Read what I mean, not what I wrote.
That's about 16gm per disc, 50GB each, so you need 20,000 discs... but they total weight is only 320KG, beating the HDDs on weight if not necessarily volume. That's gonna run around $270,000, based on the best "cakebox" price I could quickly find online...goes to $380,000 if you need REs... the HDDs still win here. Going to BD-R 20s, you're going to about double the weight to 640KG with the 40,000 discs needed, but the price would drop to $112,000, also based on per unit prices of today's 50-disc cakeboxes at an online retailer. Obviously, you could get a better deal in this volume... but same goes for the WD drives.
-Dave Haynie
Just store it in "the cloud..."
That Guy
If you subtract the storage medium?
Send the data stream in a low-attenuation beam to reflect around a black hole. Then in 10000 years pick it up.
Then I suppose the weight of the data would depend on what is stored. If the info stored is regarded as Brillouin's negentropy with an entropy rate of 1.0 and Szilard is right, then presumably it could potentially be expanded into energy and that converted, courtesy of Einstein and the creator, into mass.
However, that calculation would have to be done by someone who knew what they were doing and had not simply pulled all of this out of his arse / Wikipedia like me :)
Nullius in verba
For a while I was thinking: "Heck, that guy must be writing mighty long lines when he is coding!"...
Technically if a PETA idiot bite another, the only mass will be the saliva that they left behind...
Or it may of infinite mass due to amount of drool produced...
If you use me and a torch as the storage the size of the petabyte could be my weight + weight of the torch(155 pounds). For every set bit, I would point the light towards a particular direction and for every bit that was not set, I would point the light towards a different direction. Of course if you decide to use me as the storage, read and write operations would be very slow, well I guess that is something we are not interested in!
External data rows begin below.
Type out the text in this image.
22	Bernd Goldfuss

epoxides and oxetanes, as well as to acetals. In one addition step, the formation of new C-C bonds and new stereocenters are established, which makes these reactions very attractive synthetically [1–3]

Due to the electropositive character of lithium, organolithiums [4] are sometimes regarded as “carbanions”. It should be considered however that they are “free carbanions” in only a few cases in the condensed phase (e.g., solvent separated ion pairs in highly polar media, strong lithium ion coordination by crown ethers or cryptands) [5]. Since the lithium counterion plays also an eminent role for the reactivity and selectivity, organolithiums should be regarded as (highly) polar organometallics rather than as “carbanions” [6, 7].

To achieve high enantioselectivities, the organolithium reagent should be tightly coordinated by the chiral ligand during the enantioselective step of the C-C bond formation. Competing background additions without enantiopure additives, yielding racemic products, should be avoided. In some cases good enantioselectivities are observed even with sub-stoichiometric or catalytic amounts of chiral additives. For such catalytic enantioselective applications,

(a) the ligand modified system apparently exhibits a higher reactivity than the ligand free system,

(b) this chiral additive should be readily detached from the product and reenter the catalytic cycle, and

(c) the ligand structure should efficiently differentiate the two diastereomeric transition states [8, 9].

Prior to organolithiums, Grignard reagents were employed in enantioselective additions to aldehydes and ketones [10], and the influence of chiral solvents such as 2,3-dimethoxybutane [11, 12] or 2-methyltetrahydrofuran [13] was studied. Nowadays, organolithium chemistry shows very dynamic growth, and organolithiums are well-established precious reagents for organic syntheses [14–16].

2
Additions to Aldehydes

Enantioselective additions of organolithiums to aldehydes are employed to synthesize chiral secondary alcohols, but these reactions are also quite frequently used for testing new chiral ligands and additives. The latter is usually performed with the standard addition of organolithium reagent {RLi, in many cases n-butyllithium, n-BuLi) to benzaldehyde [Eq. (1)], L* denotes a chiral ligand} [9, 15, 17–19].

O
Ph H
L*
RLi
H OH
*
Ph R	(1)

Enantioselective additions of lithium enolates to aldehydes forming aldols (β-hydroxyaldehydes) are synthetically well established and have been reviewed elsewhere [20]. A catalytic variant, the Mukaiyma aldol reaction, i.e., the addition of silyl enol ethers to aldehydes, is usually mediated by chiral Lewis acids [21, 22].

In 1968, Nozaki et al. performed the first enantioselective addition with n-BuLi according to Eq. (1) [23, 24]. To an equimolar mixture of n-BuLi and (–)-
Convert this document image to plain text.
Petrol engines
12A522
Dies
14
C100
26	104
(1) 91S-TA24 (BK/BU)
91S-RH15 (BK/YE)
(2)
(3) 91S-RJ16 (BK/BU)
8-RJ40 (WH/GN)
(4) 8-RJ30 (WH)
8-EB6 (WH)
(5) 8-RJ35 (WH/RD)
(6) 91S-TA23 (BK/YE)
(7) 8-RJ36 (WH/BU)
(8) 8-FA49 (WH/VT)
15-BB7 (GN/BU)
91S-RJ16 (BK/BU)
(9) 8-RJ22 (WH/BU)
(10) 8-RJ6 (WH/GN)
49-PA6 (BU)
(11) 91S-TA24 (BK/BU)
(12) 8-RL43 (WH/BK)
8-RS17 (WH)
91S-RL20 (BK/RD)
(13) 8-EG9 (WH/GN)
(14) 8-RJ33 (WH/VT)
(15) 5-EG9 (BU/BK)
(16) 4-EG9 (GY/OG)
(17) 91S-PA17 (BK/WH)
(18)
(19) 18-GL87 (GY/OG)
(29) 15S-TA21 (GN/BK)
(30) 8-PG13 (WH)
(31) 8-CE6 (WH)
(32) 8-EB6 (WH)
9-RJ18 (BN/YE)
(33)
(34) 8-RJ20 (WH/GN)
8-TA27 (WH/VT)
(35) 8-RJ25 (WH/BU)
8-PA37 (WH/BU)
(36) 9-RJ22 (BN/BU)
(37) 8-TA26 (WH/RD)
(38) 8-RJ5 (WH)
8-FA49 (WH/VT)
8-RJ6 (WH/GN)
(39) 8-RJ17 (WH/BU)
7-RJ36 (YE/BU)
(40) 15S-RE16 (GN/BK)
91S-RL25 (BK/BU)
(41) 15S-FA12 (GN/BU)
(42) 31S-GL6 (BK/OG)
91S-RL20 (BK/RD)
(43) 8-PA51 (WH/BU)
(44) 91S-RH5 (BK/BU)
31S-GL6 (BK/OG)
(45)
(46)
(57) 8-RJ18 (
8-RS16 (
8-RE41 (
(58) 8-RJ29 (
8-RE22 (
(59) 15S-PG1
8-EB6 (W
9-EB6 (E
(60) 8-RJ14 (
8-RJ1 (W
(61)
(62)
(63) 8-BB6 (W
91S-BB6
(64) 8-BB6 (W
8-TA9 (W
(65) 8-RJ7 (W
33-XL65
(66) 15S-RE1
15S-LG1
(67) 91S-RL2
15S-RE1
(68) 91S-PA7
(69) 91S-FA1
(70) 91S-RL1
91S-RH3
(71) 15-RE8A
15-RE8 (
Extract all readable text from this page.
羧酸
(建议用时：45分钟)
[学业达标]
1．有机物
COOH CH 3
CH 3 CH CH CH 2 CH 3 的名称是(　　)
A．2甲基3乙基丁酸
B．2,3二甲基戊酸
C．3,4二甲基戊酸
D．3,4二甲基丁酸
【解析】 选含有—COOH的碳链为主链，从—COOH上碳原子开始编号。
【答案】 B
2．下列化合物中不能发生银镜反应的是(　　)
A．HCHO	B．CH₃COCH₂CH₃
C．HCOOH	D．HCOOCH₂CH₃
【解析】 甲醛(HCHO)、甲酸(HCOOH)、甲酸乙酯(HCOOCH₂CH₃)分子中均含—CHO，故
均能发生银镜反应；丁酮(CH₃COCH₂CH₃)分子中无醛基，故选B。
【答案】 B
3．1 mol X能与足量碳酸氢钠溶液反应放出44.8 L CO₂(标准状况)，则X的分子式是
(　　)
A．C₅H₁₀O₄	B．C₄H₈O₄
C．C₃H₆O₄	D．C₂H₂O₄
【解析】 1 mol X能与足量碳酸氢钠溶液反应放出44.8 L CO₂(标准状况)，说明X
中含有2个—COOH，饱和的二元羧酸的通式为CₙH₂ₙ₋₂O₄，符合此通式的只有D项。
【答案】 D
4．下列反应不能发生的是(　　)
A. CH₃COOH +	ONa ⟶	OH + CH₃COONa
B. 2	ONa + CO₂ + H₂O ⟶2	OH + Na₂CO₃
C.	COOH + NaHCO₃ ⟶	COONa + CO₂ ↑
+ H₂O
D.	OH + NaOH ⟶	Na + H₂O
I am also guessing we are not interested in the amount of power consumed to perform the operation( in my case, the number of batteries necessary for the torch and the amount of food you would have to feed me to read/write data)!
When a thief sees a saint, all he sees are his pockets!
A full drive is going to weigh a bit more from all the dust that gets sucked in while filling it up. A running drive in a perfect clean room would weigh a little bit less because the air inside would warm up and have a lower density. The frame dragging effect of the rotating disk platters might affect the apparent weight a bit, too.
How much does all that weigh?
And another thing...In the often-convenient description of "n things laid end-to-end in a straight line would go so far" the maximum possible value of n is around 10^62.
I'm a Programmer. That's one level above Software Engineer and one level below Engineer.
That's odd. I have a very clear memory of crashing a Bryant 2GB disk drive in 1970. And it was a lot bigger than a refrigerator.
I'm a Programmer. That's one level above Software Engineer and one level below Engineer.
I must be depraved. The first thing I thought of was "Heavy Petting" bytes.
Wot a sad life I lead.
With approx. 8250 128GB flash drives, you would have 1PB storage, and it would only weigh 160KG.
See here.
Double Helix DNA, which is really tiny and only a fraction of a single cell, stores 0.35 gb of data. Weight is in the medium and not the data itself.
I am wondering if you need to register with the state for having a file with one petabyte of data.
After all it would be considered a petafile, correct?
Is that a metric buttload or an imperial buttload?